Bounty Killer in Wien: Auftritt des Hass-Sängers zeigt „Offenheit und Vielschichtigkeit“

Der Geschäftsführer der Konzert-Location sieht keine Probleme mit dem Auftritt

Bounty Killer
Stefan Klauke - CC BY-SA 2.0

In einer Woche soll der Reggae-Sänger Bounty Killer im Wiener „Reigen“ spielen. Weil er in einigen seiner früheren Texte zur Ermordung von Lesben und Schwulen aufruft, sind seine Konzerte umstritten. Und auch, wenn er diese Texte in Europa nicht mehr singt – Geld verdient der Sänger damit immer noch, mit jedem verkauften Album und jedem Stream.

In London, Belgien und auch in Berlin wurden die Konzerte deshalb schon abgesagt. Doch in Wien sehen weder Veranstalter noch der Geschäftsführer der Location einen Grund, das Konzert zu überdenken. Die HOSI Wien hat deshalb eine Demonstration angekündigt – was die Verantwortlichen wenig beeindruckt.

Frühere Konzerte umstrittener Künstler seien „friedlich und ohne Hassbotschaften“ abgelaufen

So erklärt Wolfgang Windbacher, Geschäftsführer des „Reigen“, in einer schriftlichen Stellungnahme gegenüber dem ORF Wien, bei Konzerten würden keinerlei Hassbotschaften geduldet.
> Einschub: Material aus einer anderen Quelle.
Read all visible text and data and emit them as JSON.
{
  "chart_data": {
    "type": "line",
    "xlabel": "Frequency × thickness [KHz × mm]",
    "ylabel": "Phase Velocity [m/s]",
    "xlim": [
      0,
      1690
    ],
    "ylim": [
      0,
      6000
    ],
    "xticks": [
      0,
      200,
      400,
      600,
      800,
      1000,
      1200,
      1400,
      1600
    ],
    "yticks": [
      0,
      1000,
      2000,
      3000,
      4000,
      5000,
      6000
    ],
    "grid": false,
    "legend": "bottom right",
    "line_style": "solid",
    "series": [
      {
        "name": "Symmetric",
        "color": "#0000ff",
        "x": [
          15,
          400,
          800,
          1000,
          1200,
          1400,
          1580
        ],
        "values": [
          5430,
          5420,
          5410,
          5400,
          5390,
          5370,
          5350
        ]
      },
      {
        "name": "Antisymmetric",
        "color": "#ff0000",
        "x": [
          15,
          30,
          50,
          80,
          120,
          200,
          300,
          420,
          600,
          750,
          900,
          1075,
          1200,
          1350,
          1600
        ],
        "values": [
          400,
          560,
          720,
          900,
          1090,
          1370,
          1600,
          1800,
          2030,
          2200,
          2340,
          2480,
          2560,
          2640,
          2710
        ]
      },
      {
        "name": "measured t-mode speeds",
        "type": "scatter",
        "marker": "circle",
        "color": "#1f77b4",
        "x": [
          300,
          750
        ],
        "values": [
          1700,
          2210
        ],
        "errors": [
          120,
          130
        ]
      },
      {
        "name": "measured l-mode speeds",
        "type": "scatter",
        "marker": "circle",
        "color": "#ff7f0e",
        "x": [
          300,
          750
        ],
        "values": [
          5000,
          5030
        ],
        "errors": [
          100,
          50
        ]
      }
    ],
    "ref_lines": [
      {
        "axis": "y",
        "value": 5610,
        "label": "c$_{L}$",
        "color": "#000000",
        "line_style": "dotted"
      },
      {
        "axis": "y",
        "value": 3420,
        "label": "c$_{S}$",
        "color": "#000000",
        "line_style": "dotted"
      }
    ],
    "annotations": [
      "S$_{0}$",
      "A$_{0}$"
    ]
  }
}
Die Programmgestaltung zeige „Offenheit und Vielschichtigkeit“. Das gelte auch für Veranstalter, die sich wie bei Bounty Killer im Reigen einmieten.

Es habe auch bei früheren Konzerten im Vorfeld heftige Proteste gegeben, die sich dann als unbegründet herausgestellt hätten. Alle Konzerte seien „sehr friedlich und ohne Hassbotschaften abgelaufen“, betont Windbacher.

Bei der HOSI Wien bezweifelt man, dass auch die Förderer des „Reigen“ diese Meinung teilen. „Immerhin sind bekannte Marken wie Yamaha, Ottakringer, Bacardi, AKG und einige andere mit ihren Logos auf deren Website vertreten“, erklärt Lui Fidelsberger, die Obfrau der HOSI Wien: „So werden sie weder ihren Kundinnen und Kunden gerecht, noch ihren Mitarbeiterinnen und Mitarbeitern, für die sie doch eine Fürsorgepflicht haben. Ein positives Bild entsteht so jedenfalls nicht“, ist sie überzeugt.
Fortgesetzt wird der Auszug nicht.